2013-08-08 Thread Stef Walter
Hey guys. I'm trying to figure out details for:

http://www.freedesktop.org/wiki/Specifications/login-unlock/

Lennart we talked about this briefly in Brno ... basically the concept
is that when systemd does cryptsetup, it'll stash away the password it
successfully used in the kernel keyring, and then the PAM stack in GDM
will use it to try and log the user in.

One thing we should work out is how to avoid having any uid 0 process
accessing that password at will. By:

 1. Obviously, a kernel keyring timeout.
 2. Putting it in a keyring that only certain services have access to.

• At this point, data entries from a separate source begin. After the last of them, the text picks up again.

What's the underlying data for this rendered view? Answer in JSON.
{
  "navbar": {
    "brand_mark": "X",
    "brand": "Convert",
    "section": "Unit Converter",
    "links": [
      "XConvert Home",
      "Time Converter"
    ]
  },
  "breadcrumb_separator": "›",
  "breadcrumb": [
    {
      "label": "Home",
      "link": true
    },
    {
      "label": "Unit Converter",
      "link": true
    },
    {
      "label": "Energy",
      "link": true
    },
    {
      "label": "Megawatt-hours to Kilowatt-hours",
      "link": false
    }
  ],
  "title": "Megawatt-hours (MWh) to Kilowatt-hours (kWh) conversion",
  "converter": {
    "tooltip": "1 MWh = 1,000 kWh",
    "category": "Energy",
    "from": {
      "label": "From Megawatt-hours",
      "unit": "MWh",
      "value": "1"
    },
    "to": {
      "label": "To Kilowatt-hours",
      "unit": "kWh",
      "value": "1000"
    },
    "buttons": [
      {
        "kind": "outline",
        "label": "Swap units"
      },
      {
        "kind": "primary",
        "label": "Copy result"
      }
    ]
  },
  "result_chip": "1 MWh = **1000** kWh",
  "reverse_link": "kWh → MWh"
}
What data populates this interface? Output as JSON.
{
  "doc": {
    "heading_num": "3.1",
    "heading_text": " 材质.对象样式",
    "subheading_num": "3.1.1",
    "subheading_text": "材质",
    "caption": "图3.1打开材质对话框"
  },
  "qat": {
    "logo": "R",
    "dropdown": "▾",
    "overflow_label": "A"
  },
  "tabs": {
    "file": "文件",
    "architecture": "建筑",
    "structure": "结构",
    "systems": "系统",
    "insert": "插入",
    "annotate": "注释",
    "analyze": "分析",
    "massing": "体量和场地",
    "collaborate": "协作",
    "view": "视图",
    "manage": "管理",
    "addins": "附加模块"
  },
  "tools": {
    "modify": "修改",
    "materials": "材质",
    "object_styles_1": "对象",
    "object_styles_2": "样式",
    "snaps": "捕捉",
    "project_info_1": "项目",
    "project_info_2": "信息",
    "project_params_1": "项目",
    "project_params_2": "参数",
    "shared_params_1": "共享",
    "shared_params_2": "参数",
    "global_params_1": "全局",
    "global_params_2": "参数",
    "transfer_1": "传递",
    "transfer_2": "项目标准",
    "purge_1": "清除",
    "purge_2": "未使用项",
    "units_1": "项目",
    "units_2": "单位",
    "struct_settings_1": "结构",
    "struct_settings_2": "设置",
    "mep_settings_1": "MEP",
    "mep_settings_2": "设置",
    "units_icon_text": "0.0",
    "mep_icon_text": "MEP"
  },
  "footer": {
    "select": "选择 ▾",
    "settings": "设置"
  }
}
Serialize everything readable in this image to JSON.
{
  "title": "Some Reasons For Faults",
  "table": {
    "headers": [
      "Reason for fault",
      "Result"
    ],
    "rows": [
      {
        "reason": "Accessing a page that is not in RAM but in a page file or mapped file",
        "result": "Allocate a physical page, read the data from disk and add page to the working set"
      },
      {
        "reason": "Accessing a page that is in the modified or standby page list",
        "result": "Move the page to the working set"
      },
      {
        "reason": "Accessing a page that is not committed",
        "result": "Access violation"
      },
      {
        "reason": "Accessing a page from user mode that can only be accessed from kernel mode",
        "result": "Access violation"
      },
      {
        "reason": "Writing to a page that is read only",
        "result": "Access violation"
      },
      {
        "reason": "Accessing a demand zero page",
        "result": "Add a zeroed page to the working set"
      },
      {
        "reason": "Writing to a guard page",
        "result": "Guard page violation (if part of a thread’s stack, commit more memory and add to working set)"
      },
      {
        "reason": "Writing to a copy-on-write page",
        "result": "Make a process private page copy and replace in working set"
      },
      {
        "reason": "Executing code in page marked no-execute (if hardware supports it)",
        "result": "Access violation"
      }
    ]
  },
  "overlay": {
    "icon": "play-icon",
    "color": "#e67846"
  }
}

The second is why I'm writing...

I'm thinking about the idea of defining a named session keyring per
systemd unit (kernel 'session keyrings' have nothing to do with user
login sessions, overloaded term, :S ).

On its own this makes a lot of sense, since we essentially make a
per-cgroup keyring for services, which becomes really useful.

Then also have the ability to in a .service file to define additional
named keyrings that are searchable for the service.

So perhaps cryptsetup would put the password in its own named keyring,
and then gdm.service would have:

[Service]
Keyrings=@cryptsetup

Which tells systemd to link the cryptsetup keyring into the gdm
(session) keyring. That makes gdm be able to find and use keys in the
cryptsetup keyring.

I think I've figured out a way to implement the above. But anyone
already thought about this? Other use cases?